Castillo turned to see Howard Kennedy holding a glass of wine.
He had disappeared from the swimming pool when Castillo and Anna Pevsner had gone out to it, and he hadn't been around since.
"I was wondering what the Masterson kids are having for supper tonight," Castillo said.
"The kids of the wom…?"
Castillo nodded.
"Alex is working on it," Kennedy said. "There should be something soon."
"Jesus, I hope so. What's the penalty for kidnapping here? Do you know?"
"Not for sure, but I do know there's no death penalty period, and the average sentence for murder is fifteen years, which means they're on the street in seven-to-ten."

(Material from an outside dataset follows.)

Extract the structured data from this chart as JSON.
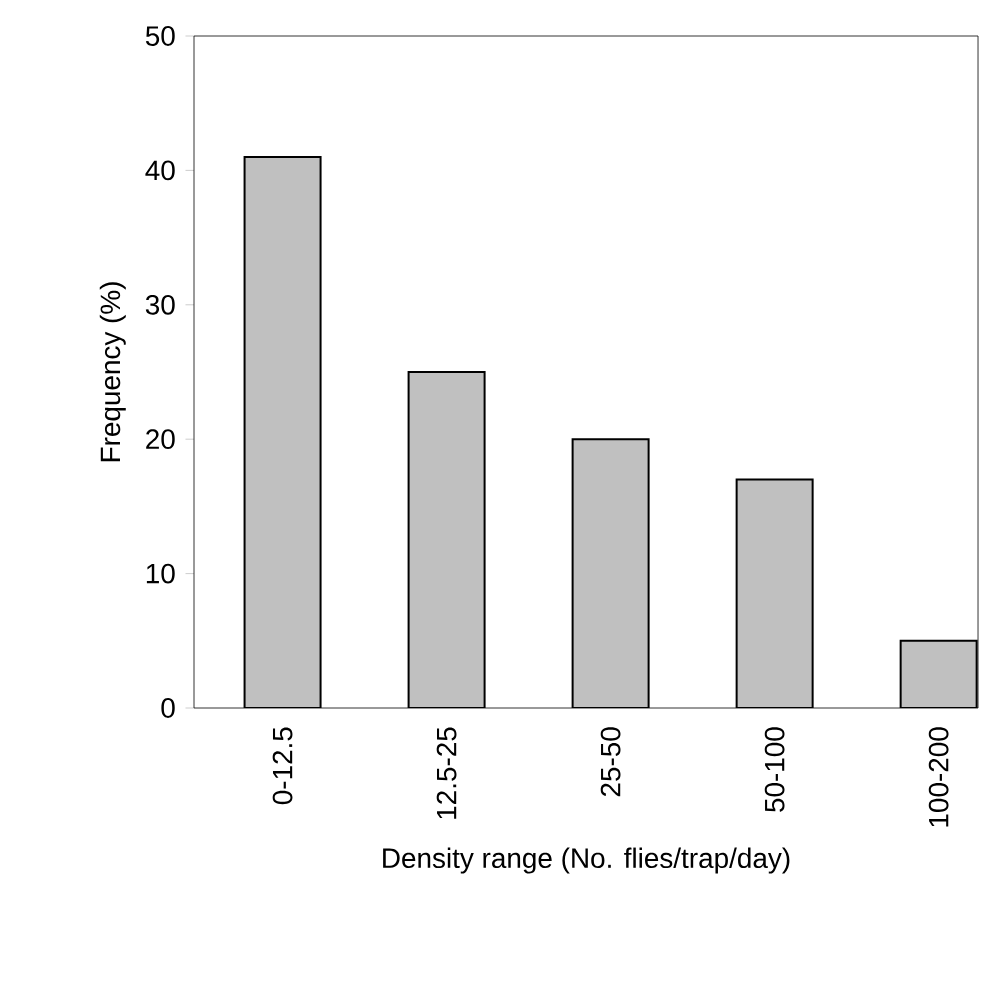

The Russian-speaking maid marched into the quincho with the now-baked pizza, and Alex Pevsner supervised her slicing of it with an enormous butcher knife. Pevsner was called to the telephone three times as they ate their supper-the pizza was followed by steaks and foil-wrapped potatoes from the parrilla; Castillo was stuffed-each time taking the call in a small closet with a small window through which Castillo could see him talking.
It reminded Charley of the "phone booth" off General Naylor's conference room at CentCom headquarters in Tampa, where the secure telephone was located.
Pevsner returned to the table without saying anything the first two times, but when he came out of the closet the third time, he signaled for Charley to come with him.
They walked thirty feet or so away from the quincho.
"I don't have anything for you, Charley, I'm sorry. This last call was from someone who knows the important people at SIDE… you know SIDE?"
Charley nodded.
"And if anybody knew anything, SIDE would. And they're looking hard. The pressure is on them."
"Well, thanks for the effort," Charley said.
"I'll keep trying," Pevsner said, then, "All of my sources believe this is not an ordinary kidnapping. My source with connections to the Policia Federal and the Gendarmeria said that they've hauled in for questioning everybody even suspected of being involved in kidnappings, and they came up with nothing." He paused and then asked, "Did this fellow actually get fifty million dollars after a truck ran over him?"
"Sixty million," Charley said.
"The kidnappers may not be Argentine. They might even be American."
"Yeah," Charley agreed, thoughtfully.
I'll put that thought in my e-mail to Hall. It's the only wild idea about this that didn't come up in that brainstorming session at the embassy.
Why e-mail? I'll be up all night if I start swapping e-mails with Hall. And Darby made it clear that he's going to blow my cover to the ambassador tomorrow anyway. It'd be better to get on the horn.
He took his cellular out and pressed an autodial number. He had the phone to his ear before he considered the genuine possibility that there might not be cellular service out here in the country.
"Darby."
"Charley Castillo. I want to get on a secure line to Washington. Can you do that for me?"
"I can, but there's the problem of you being just a Secret Service agent, and there would be questions."
"Go ahead and tell the ambassador. Why not?"
"Okay. I think that's probably the best thing to do. I'll set up things at the embassy. Where are you?"